My point isn't that it isn't archived somewhere (mailinglists, wiki, FAQ, the minds of many, many people, not just Python developers) but that it isn't easily findable and it isn't easily accessible in a single location. I thought PEP's where supposed to be that, and if I have a particular idea for new syntax or new semantics, PEPs would be the place I'd look, not the FAQ or a Wiki. Luckily, in his benevolent infinite wisdom, I expect Guido reserved PEP number 13 for exactly this purpose: for a meta-PEP to record the unlucky PEP ideas that are so unlikely to get accepted that it's not worth anyone's time to write an actual PEP for them. I like the title: Don't Bother: PEPs Rejected Before Being Written No, I'm not kidding. At least I don't think I am. +1. I think it's rather patronizing to send things back to python-list when you know people are wasting their time discussing them because they will never be accepted.

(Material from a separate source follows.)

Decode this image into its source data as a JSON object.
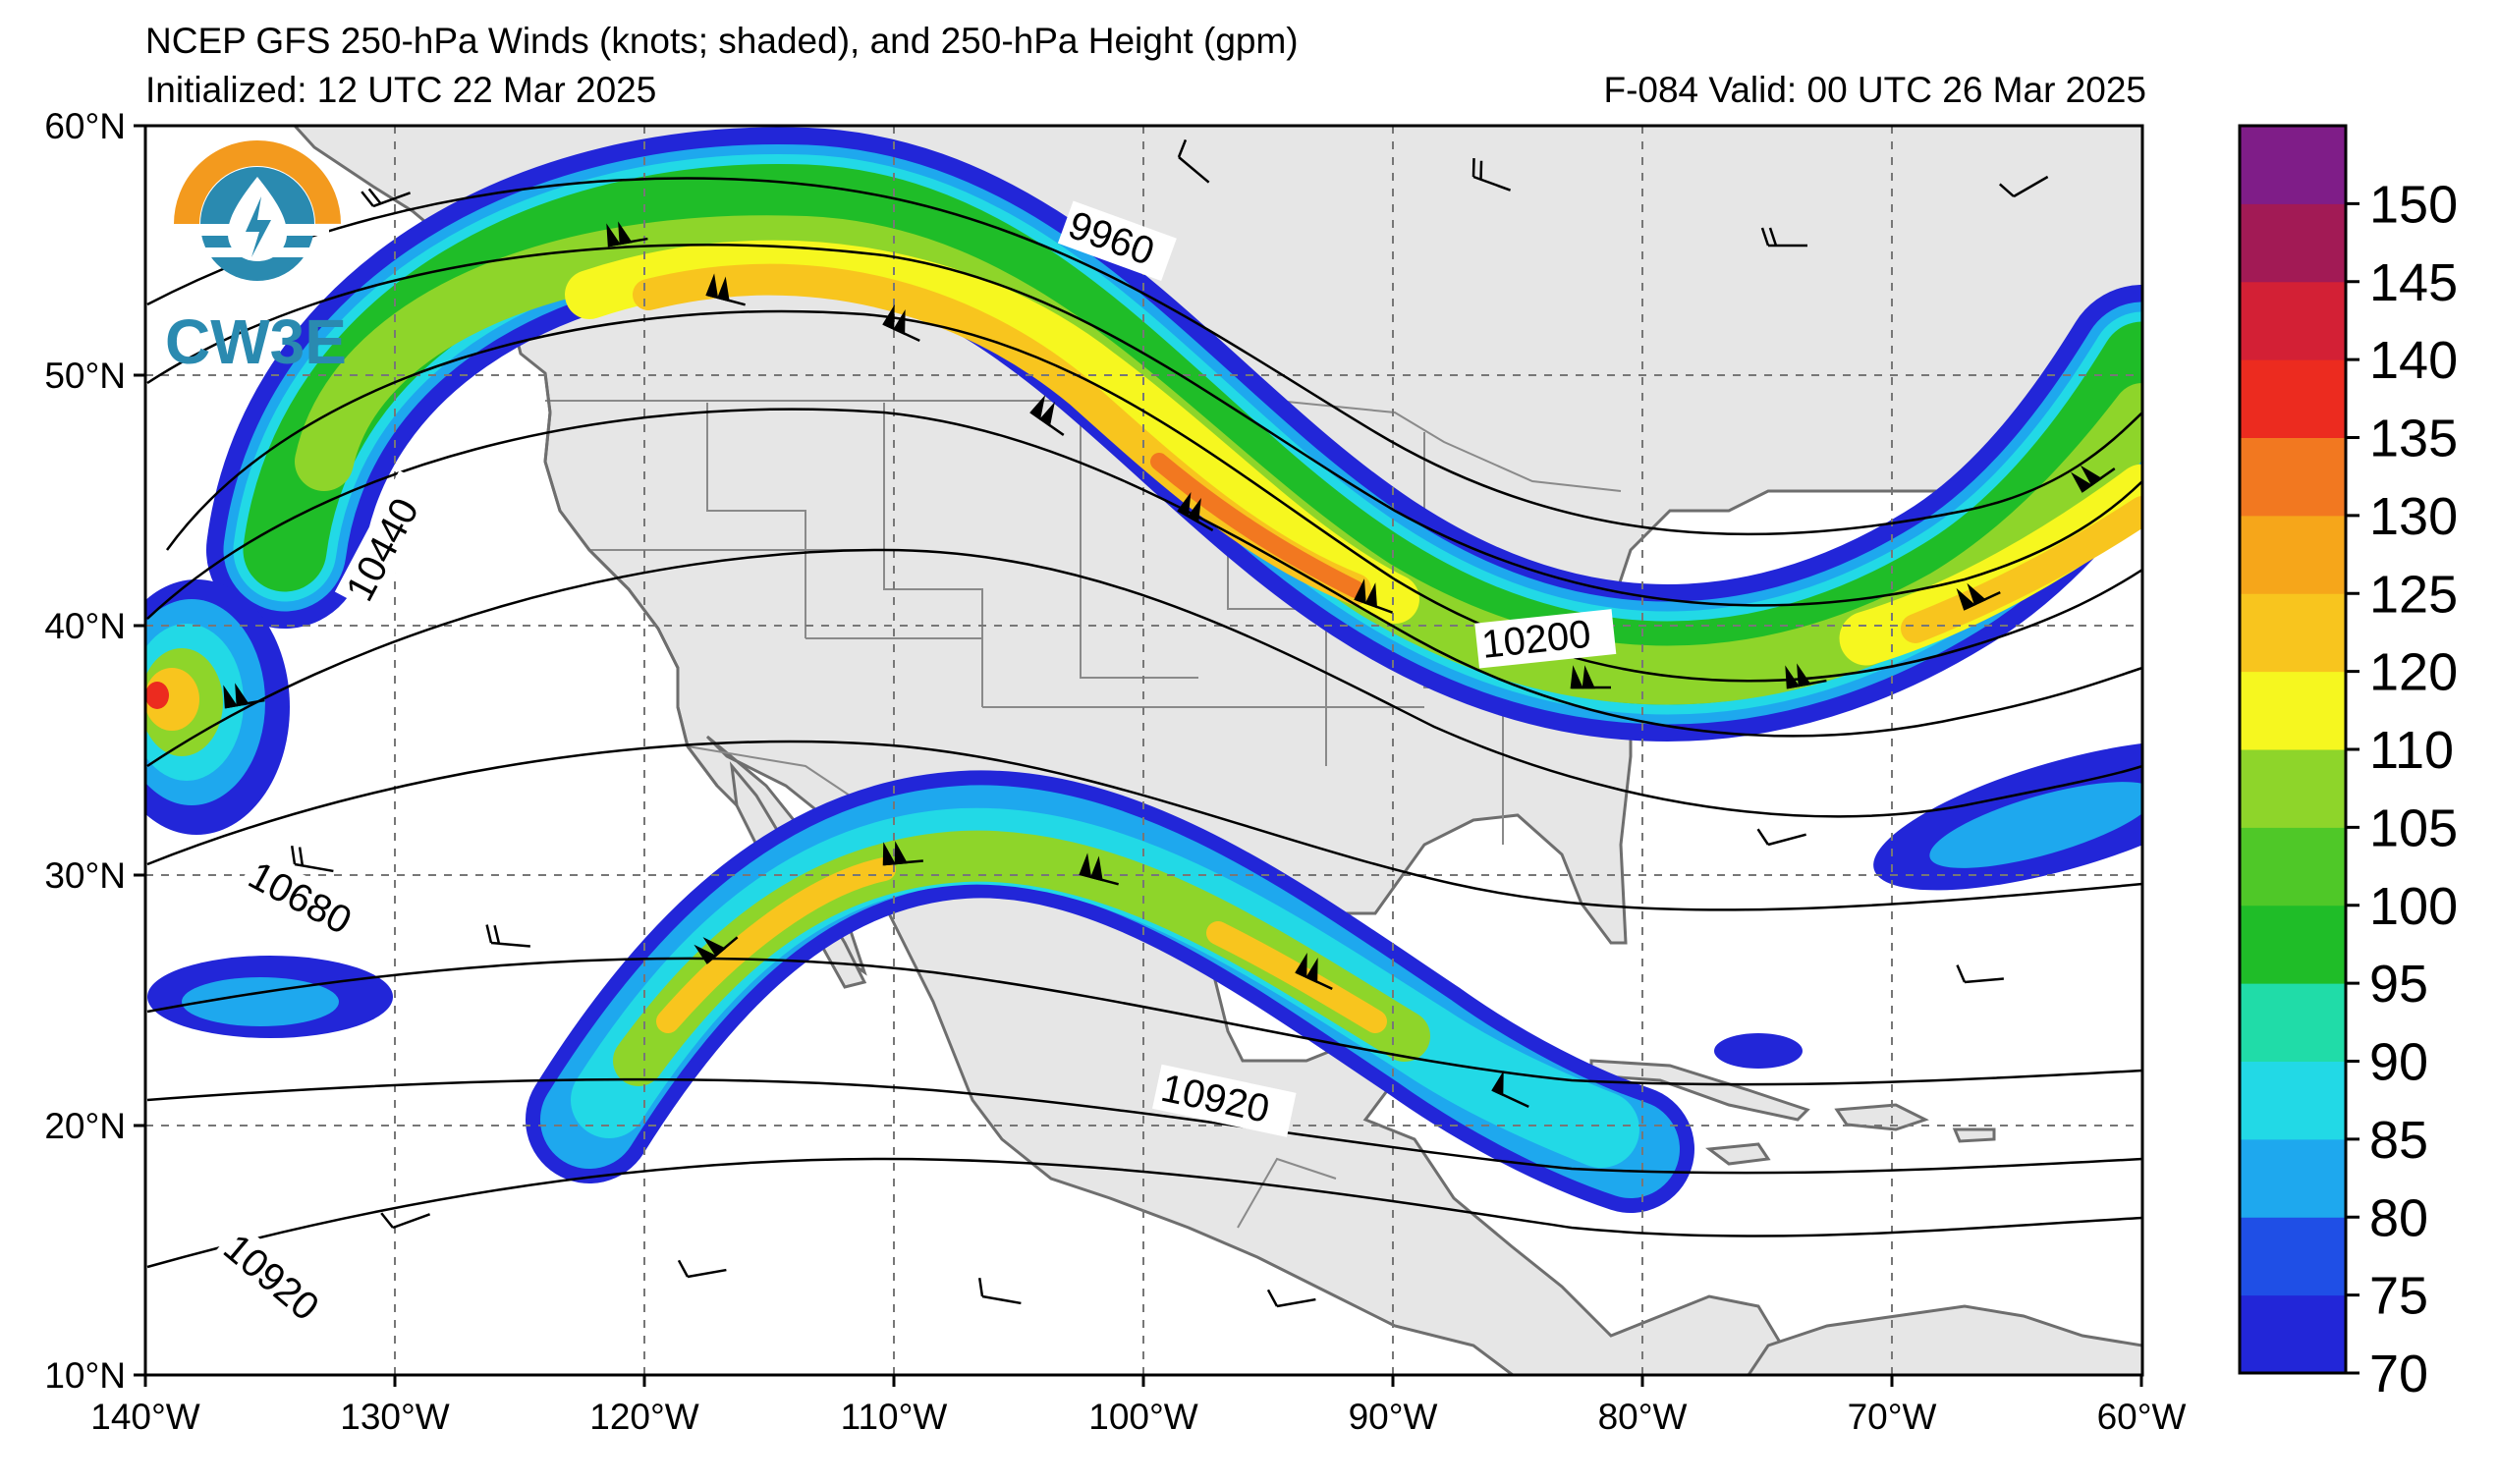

Well, the problem is that most of these proposers think that their proposal deserve attention, is valuable no matter what, but python-dev is not the place to defuse/clarify that in a gentle way for the proposer. Of course some people do exactly that here out of kindness etc., I personally don't think it's a good approach. python-list is a better place to get clarifications about the way Python is, will stay.

Half-baked, not well thought out ideas, as huge threads in the past going nowhere have proven, are not healthy to python-dev s/n ratio.

Even with such a valuable PEP in place, I expect some people to need clarification discussions and python-list will still be the right place to have them.

People on python-list have useful things to do too, they don't just read to waste their time.

I would prefer PEP form over a wiki page, as I'd rather this be truly authoritative, and only Guido can really completely reject an idea. Justifying the rejections can be done by anyone though; maybe each idea could link to a wiki page on the topic. I think it's also important to be clear on what's being rejected. Often these rejected ideas address a real issue, and if you think about the issue from another angle you might be able to solve that without falling into the trap that the oft-rejected proposal fell into. But it's easy to confuse that the issue or use case is being explicitly ignored, rather than the particulars. For instance, Thomas said "changing all statements into expressions (e.g. logix): python isn't (going to be) a functional language" -- and that's what shouldn't be in the PEP. All statements aren't going to be expressions; the editorialization that Python isn't going to be a functional language is both rather inaccurate, misses the real reason for statements, and needlessly alienates people who like functional programming (and they have been needlessly alienated by discussions about lambda and filter). So... maybe Guido or python-dev should write/vet the justifications too. When you are putting up walls and specifically discouraging community participation on certain issues, it should be done in a sensitive way.